Dr. Lopamudra Kher, a Ph.D. student in the UF College of Veterinary Medicine’s department of small animal clinical sciences, has received a fellowship for the second consecutive year from the American Kennel Club in support of her dermatology research.

The 2022 fellowship will allow Kher to continue the work she began in 2021. Each year’s fellowship was funded for $12,000, including a travel stipend to allow for the cost of presenting at a conference.

The fellowships are also sponsored in part by the Westie Foundation of America.

“I will be studying the effect of signaling molecules, or cytokines, associated with canine atopic dermatitis on S. pesudointermedius bacteria,” Kher said.

Atopic dermatitis is a common skin disease seen affecting dogs, cats as well as humans. Staphylococcus pseudintermedius is most commonly associated with canine atopic dermatitis, exacerbating the disease, she added.

“Staphylococcal colonization is a potential sequel to this disease and is mediated by local cytokines,” Kher said.

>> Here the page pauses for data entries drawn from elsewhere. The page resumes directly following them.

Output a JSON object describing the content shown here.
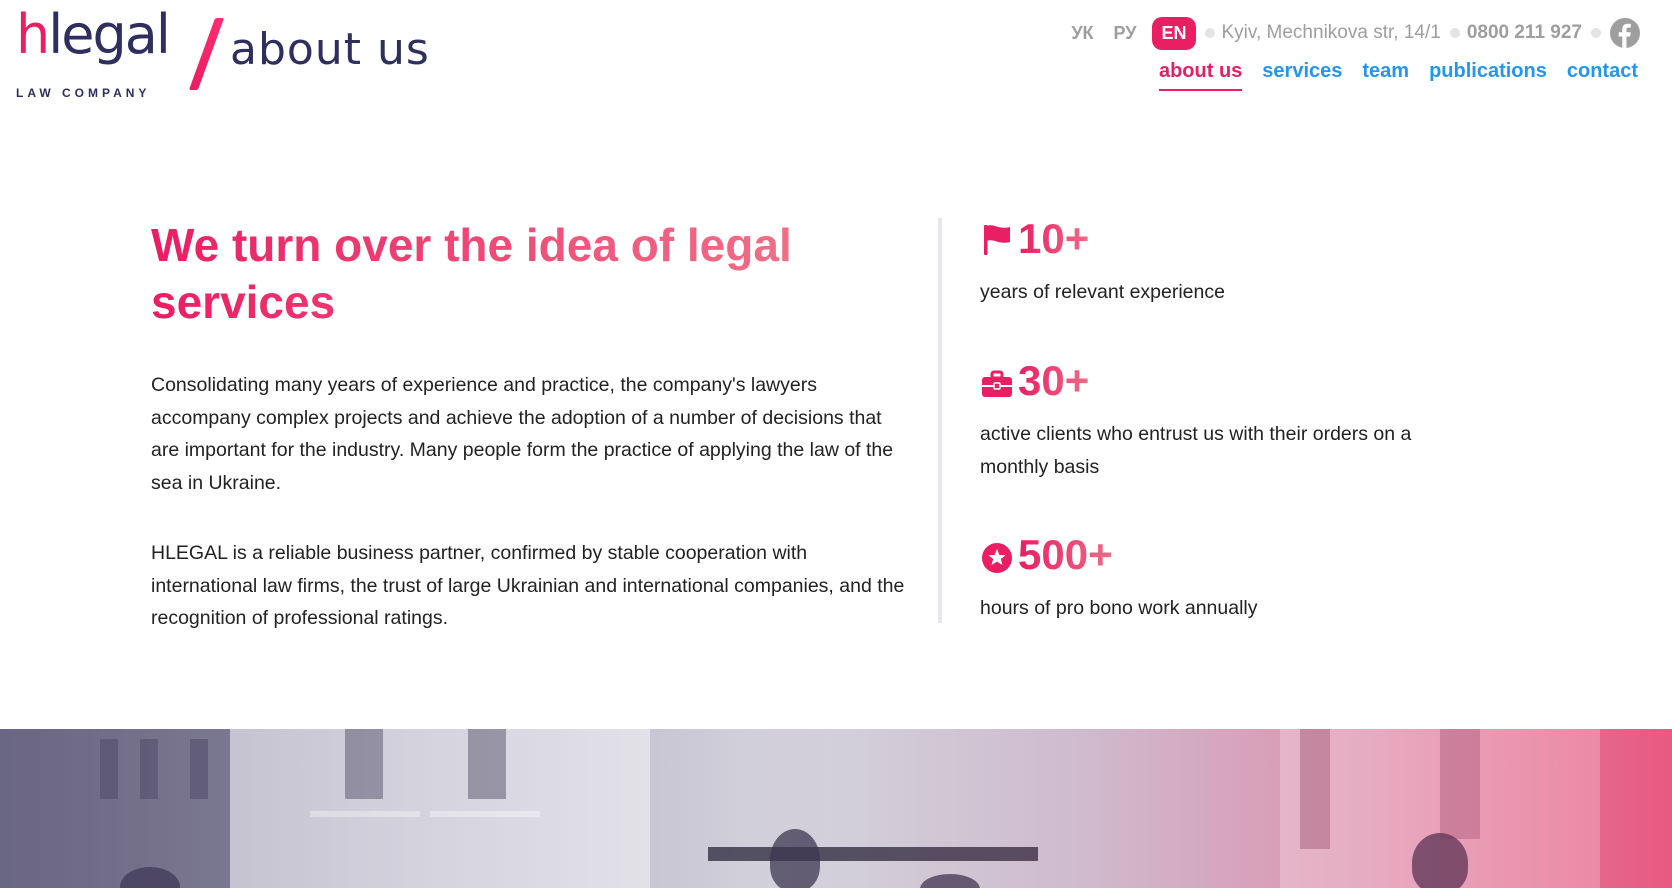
{
  "logo": {
    "brand_h": "h",
    "brand_rest": "legal",
    "section": "about us",
    "tagline": "LAW COMPANY"
  },
  "languages": [
    {
      "label": "УК",
      "active": false
    },
    {
      "label": "РУ",
      "active": false
    },
    {
      "label": "EN",
      "active": true
    }
  ],
  "contact": {
    "address": "Kyiv, Mechnikova str, 14/1",
    "phone": "0800 211 927",
    "social_icon": "facebook-icon"
  },
  "nav": [
    {
      "label": "about us",
      "active": true
    },
    {
      "label": "services",
      "active": false
    },
    {
      "label": "team",
      "active": false
    },
    {
      "label": "publications",
      "active": false
    },
    {
      "label": "contact",
      "active": false
    }
  ],
  "main": {
    "headline": "We turn over the idea of legal services",
    "paragraph1": "Consolidating many years of experience and practice, the company's lawyers accompany complex projects and achieve the adoption of a number of decisions that are important for the industry. Many people form the practice of applying the law of the sea in Ukraine.",
    "paragraph2": "HLEGAL is a reliable business partner, confirmed by stable cooperation with international law firms, the trust of large Ukrainian and international companies, and the recognition of professional ratings."
  },
  "stats": [
    {
      "icon": "flag-icon",
      "value": "10+",
      "label": "years of relevant experience"
    },
    {
      "icon": "briefcase-icon",
      "value": "30+",
      "label": "active clients who entrust us with their orders on a monthly basis"
    },
    {
      "icon": "star-badge-icon",
      "value": "500+",
      "label": "hours of pro bono work annually"
    }
  ],
  "colors": {
    "accent": "#e91e63",
    "nav_link": "#2196f3",
    "brand_dark": "#2e2f5e",
    "muted": "#9e9e9e"
  }
}
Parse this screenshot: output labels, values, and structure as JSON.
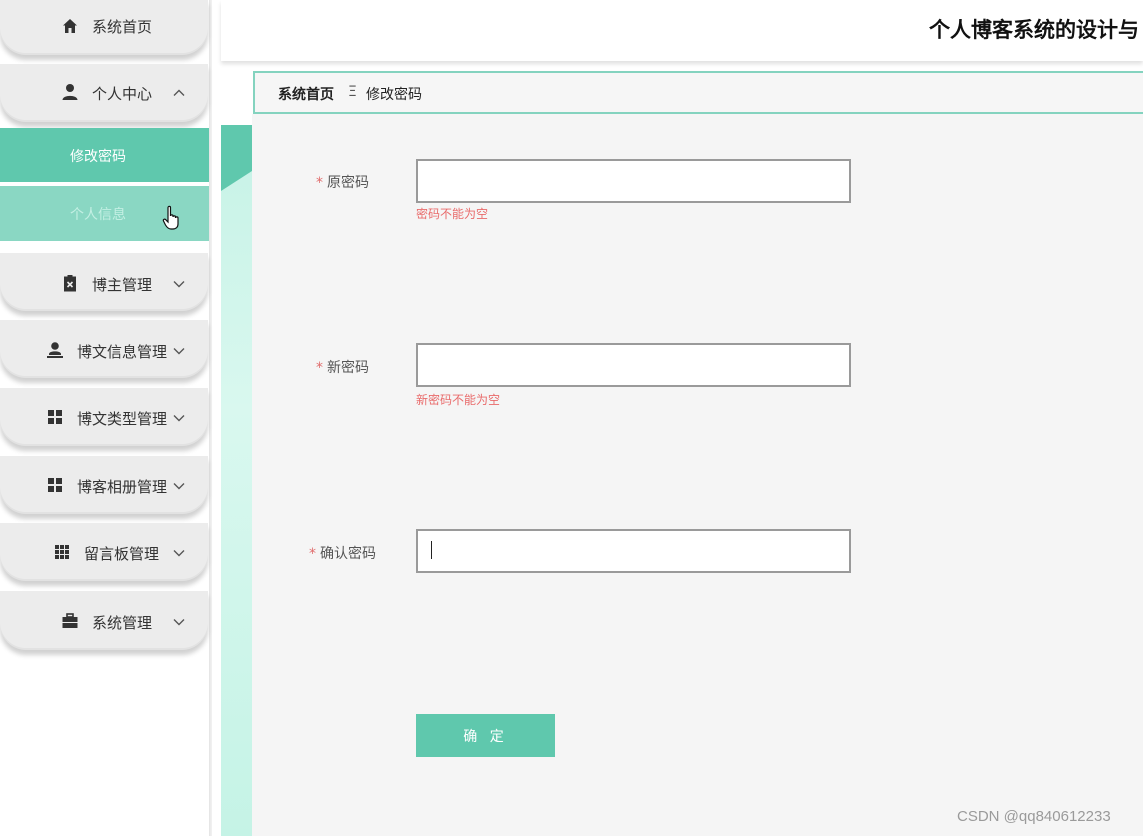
{
  "header": {
    "title": "个人博客系统的设计与"
  },
  "sidebar": {
    "items": [
      {
        "label": "系统首页",
        "icon": "home-icon"
      },
      {
        "label": "个人中心",
        "icon": "user-icon",
        "expanded": true,
        "children": [
          {
            "label": "修改密码",
            "active": true
          },
          {
            "label": "个人信息"
          }
        ]
      },
      {
        "label": "博主管理",
        "icon": "clipboard-icon"
      },
      {
        "label": "博文信息管理",
        "icon": "person-icon"
      },
      {
        "label": "博文类型管理",
        "icon": "grid-icon"
      },
      {
        "label": "博客相册管理",
        "icon": "grid-icon"
      },
      {
        "label": "留言板管理",
        "icon": "apps-icon"
      },
      {
        "label": "系统管理",
        "icon": "briefcase-icon"
      }
    ]
  },
  "breadcrumb": {
    "home": "系统首页",
    "separator": "Ξ",
    "current": "修改密码"
  },
  "form": {
    "required_mark": "*",
    "old_password": {
      "label": "原密码",
      "value": "",
      "error": "密码不能为空"
    },
    "new_password": {
      "label": "新密码",
      "value": "",
      "error": "新密码不能为空"
    },
    "confirm_password": {
      "label": "确认密码",
      "value": ""
    },
    "submit_label": "确 定"
  },
  "watermark": "CSDN @qq840612233",
  "colors": {
    "accent": "#5fc8ad",
    "accent_light": "#8ad7c3",
    "error": "#e96b6b",
    "border": "#84d3bf"
  }
}
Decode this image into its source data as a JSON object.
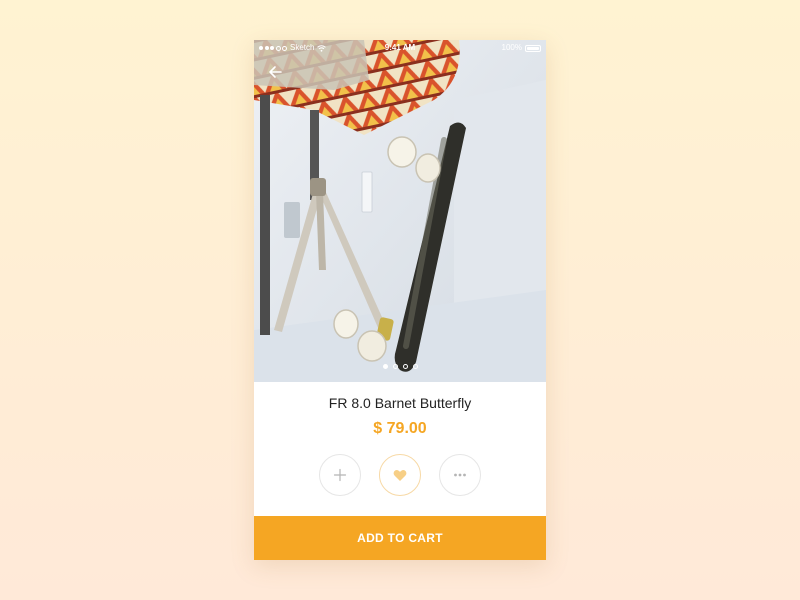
{
  "status_bar": {
    "carrier": "Sketch",
    "time": "9:41 AM",
    "battery": "100%"
  },
  "product": {
    "name": "FR 8.0 Barnet Butterfly",
    "price": "$ 79.00"
  },
  "gallery": {
    "page_count": 4,
    "active_index": 0
  },
  "actions": {
    "add_icon": "plus-icon",
    "favorite_icon": "heart-icon",
    "more_icon": "more-icon"
  },
  "cart_button": {
    "label": "ADD TO CART"
  },
  "colors": {
    "accent": "#f5a623",
    "background_top": "#fff3d2",
    "background_bottom": "#ffe9d8",
    "text": "#222222"
  }
}
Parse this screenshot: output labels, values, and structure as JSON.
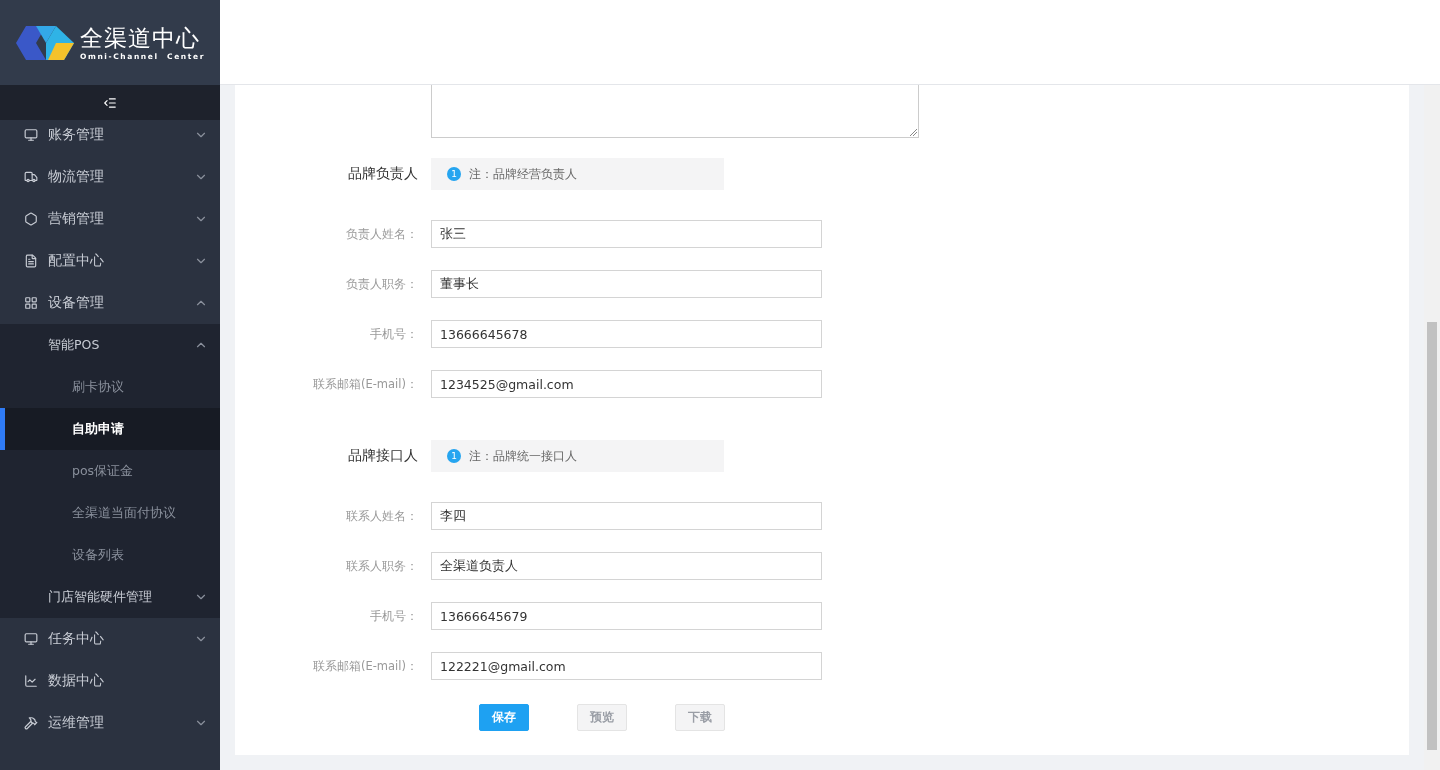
{
  "logo": {
    "title": "全渠道中心",
    "subtitle": "Omni-Channel  Center"
  },
  "sidebar": {
    "items": [
      {
        "label": "账务管理",
        "expanded": false
      },
      {
        "label": "物流管理",
        "expanded": false
      },
      {
        "label": "营销管理",
        "expanded": false
      },
      {
        "label": "配置中心",
        "expanded": false
      },
      {
        "label": "设备管理",
        "expanded": true,
        "children": [
          {
            "label": "智能POS",
            "expanded": true,
            "children": [
              {
                "label": "刷卡协议",
                "selected": false
              },
              {
                "label": "自助申请",
                "selected": true
              },
              {
                "label": "pos保证金",
                "selected": false
              },
              {
                "label": "全渠道当面付协议",
                "selected": false
              },
              {
                "label": "设备列表",
                "selected": false
              }
            ]
          },
          {
            "label": "门店智能硬件管理",
            "expanded": false
          }
        ]
      },
      {
        "label": "任务中心",
        "expanded": false
      },
      {
        "label": "数据中心"
      },
      {
        "label": "运维管理",
        "expanded": false
      }
    ]
  },
  "form": {
    "sections": [
      {
        "title": "品牌负责人",
        "note_badge": "1",
        "note": "注：品牌经营负责人",
        "fields": [
          {
            "label": "负责人姓名：",
            "value": "张三"
          },
          {
            "label": "负责人职务：",
            "value": "董事长"
          },
          {
            "label": "手机号：",
            "value": "13666645678"
          },
          {
            "label": "联系邮箱(E-mail)：",
            "value": "1234525@gmail.com"
          }
        ]
      },
      {
        "title": "品牌接口人",
        "note_badge": "1",
        "note": "注：品牌统一接口人",
        "fields": [
          {
            "label": "联系人姓名：",
            "value": "李四"
          },
          {
            "label": "联系人职务：",
            "value": "全渠道负责人"
          },
          {
            "label": "手机号：",
            "value": "13666645679"
          },
          {
            "label": "联系邮箱(E-mail)：",
            "value": "122221@gmail.com"
          }
        ]
      }
    ],
    "buttons": [
      {
        "label": "保存",
        "disabled": false
      },
      {
        "label": "预览",
        "disabled": true
      },
      {
        "label": "下载",
        "disabled": true
      }
    ]
  }
}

So far there have been no studies looking directly into the effect these signaling molecules have on S. pseudintermedius growth, she said.

“Our previous study showed that cytokines are responsible for influencing S. pseudintermedius growth. Therefore, our next aim is to identify the target site using special staining technique for the cytokine on the bacteria,” Kher said.

From her new study, she hopes to accomplish a better understanding of interaction between the cytokine and bacteria.

“If successful, this will help us development therapeutic options to better control the inflammatory response and antibiotic exposure in atopic dogs reducing bacterial colonization,” she said.

Kher completed her Bachelor of Veterinary Science and Animal Husbandry and Master of Science degree in veterinary parasitology at Maharashtra Animal and Fishery Sciences University in India. She then completed a Master of Science degree at the UF College of Veterinary Medicine and is now a doctoral candidate in the Small Animal Clinical Sciences Department of the University of Florida College of Veterinary Medicine.

She hopes to become board-certified in veterinary dermatology and work in research and clinical settings. Her mentor is Dr. Domenico Santoro, an associate professor of dermatology at the college.